Kwaku Agyenim-Boateng (born 1 November 1972) is a Ghanaian politician and served as a member of the Eighth Parliament of the Fourth Republic of Ghana representing the Berekum West constituency in the Bono Region on the ticket of the New Patriotic Party.

== Education ==

He obtained his Bachelor of Science degree in Planning from Kwame Nkrumah University of Science and Technology in 1997. He pursued his Masters of Science in Public Policy and Management at the University of London in 2008. He also holds a Post Graduate Certificate in Law from the Anglia Ruskin University, in UK 2004 and L.L.B. (GIMPA) in 2014.

== Early life ==
Boateng was born on 1 November 1972, in the town of Jinijini in the Bono Region, then Brong Ahafo Region.

== Political career ==
Boateng is a member of the New Patriotic Party (NPP).
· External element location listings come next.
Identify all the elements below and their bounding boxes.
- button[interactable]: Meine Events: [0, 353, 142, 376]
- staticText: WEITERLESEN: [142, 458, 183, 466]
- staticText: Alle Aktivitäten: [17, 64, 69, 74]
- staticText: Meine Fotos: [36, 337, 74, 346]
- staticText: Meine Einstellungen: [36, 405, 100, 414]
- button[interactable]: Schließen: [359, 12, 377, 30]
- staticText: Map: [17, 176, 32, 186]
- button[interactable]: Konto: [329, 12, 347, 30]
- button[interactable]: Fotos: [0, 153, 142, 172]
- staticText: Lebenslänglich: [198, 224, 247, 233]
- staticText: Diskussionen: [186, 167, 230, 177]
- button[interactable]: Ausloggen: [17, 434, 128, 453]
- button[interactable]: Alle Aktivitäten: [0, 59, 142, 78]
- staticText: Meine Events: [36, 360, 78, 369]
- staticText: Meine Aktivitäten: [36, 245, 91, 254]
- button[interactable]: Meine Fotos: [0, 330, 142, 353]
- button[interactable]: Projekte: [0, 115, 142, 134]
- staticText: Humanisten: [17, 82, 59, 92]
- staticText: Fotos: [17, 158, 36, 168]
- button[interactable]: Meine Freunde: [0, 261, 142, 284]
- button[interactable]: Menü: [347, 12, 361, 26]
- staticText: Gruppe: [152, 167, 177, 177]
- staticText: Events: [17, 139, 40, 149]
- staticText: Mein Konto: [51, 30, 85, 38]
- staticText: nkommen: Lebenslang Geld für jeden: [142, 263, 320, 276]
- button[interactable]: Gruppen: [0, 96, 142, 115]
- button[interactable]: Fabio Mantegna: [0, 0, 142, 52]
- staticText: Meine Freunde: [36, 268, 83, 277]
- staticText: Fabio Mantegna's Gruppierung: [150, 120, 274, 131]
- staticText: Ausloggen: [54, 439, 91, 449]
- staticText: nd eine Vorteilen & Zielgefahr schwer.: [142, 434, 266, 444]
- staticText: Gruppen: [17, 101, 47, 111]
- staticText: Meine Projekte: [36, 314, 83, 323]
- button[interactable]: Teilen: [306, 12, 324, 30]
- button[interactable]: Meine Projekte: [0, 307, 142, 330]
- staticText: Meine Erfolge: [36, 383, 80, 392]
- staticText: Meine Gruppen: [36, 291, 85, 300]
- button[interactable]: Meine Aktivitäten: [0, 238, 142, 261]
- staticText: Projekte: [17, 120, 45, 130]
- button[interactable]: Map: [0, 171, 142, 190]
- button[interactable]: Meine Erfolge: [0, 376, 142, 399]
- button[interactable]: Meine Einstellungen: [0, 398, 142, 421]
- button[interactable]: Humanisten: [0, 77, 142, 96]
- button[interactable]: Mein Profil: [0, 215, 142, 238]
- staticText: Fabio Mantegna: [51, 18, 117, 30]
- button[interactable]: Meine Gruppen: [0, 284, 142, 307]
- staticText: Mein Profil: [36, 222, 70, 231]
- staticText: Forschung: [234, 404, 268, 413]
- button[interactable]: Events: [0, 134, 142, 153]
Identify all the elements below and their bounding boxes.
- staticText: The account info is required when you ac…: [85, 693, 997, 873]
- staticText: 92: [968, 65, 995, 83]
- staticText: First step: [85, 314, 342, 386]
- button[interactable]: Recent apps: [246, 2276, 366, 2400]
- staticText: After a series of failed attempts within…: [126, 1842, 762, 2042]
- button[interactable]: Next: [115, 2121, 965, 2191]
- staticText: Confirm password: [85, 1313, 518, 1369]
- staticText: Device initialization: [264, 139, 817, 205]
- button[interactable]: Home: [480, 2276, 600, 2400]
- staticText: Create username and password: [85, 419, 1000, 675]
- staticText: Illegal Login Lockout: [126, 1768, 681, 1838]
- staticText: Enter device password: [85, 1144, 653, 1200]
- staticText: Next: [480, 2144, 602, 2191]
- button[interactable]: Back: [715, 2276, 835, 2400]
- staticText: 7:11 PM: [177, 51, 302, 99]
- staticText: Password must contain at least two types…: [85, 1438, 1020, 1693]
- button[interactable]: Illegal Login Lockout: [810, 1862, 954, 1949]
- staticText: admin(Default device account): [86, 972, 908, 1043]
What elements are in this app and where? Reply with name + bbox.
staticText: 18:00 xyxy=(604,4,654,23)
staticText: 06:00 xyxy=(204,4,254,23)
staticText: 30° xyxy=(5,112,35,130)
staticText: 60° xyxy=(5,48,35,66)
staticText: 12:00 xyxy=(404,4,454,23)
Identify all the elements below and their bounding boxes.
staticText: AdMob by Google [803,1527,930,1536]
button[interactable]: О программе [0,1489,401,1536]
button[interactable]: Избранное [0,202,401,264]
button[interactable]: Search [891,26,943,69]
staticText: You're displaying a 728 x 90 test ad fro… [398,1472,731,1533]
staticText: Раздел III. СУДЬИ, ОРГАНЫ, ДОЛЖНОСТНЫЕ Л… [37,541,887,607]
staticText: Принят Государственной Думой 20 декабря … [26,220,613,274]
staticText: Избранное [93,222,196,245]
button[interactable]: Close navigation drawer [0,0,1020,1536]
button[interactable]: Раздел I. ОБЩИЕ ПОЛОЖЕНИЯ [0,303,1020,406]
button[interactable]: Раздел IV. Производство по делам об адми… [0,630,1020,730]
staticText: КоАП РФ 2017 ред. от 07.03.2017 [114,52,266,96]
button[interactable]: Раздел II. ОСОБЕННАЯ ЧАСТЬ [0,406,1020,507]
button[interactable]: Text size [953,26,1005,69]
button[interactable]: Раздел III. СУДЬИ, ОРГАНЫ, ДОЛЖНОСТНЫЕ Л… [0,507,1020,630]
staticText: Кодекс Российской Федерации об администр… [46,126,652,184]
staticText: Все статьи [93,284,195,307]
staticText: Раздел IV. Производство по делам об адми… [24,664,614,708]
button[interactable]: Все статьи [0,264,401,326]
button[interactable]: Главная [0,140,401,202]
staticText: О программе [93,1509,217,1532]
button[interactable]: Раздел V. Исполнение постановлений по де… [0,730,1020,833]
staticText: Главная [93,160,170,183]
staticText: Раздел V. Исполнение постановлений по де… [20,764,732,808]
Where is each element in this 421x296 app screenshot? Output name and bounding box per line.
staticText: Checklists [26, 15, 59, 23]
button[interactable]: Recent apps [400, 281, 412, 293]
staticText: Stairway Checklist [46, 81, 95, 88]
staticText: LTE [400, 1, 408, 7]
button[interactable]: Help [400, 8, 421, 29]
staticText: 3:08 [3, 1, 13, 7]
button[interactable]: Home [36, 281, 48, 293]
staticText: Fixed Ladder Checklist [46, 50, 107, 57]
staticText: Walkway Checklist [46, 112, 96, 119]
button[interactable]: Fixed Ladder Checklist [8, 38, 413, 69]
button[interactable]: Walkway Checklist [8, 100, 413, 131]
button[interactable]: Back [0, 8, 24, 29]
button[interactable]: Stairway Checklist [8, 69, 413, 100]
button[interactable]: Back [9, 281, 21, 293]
He was first elected into Parliament in January 2009 after he emerged winner in the 2008 Ghanaian General Election. He was then re-elected into the 6th and 7th Parliament. He defeated his opposition with 56.33% of the total valid votes after the 2016 Ghanaian general election. He again won the 2020 Ghanaian general elections with 11,245 votes making 47% of the total votes cast whilst the NDC parliamentary candidate Dickson Kyere-Duah had 10,296 votes making 43% of the total votes cast and an Independent candidate Derrick Obeng Mensah had 2,395 votes making 10% of the total votes cast. He was the former Deputy Minister for Railways Development.

=== Committees ===
He is a member of the Employment, Social Welfare and State Enterprises Committee and also a member of the Poverty Reduction Strategy Committee.

== Employment ==
Boateng worked as a development planner and a Legal Service Consultant from1998 to 2008.

== Personal life ==
Boateng is a Christian.

== Philanthropy ==
In January 2020, he commissioned a maternity ward and donated medical items for the Nkyekyemamu Health Center in the Berekum West District. He also presented hospital beds, weighing machine, office chairs, television etc to Amankwokwa Community-based Health Planning and Services.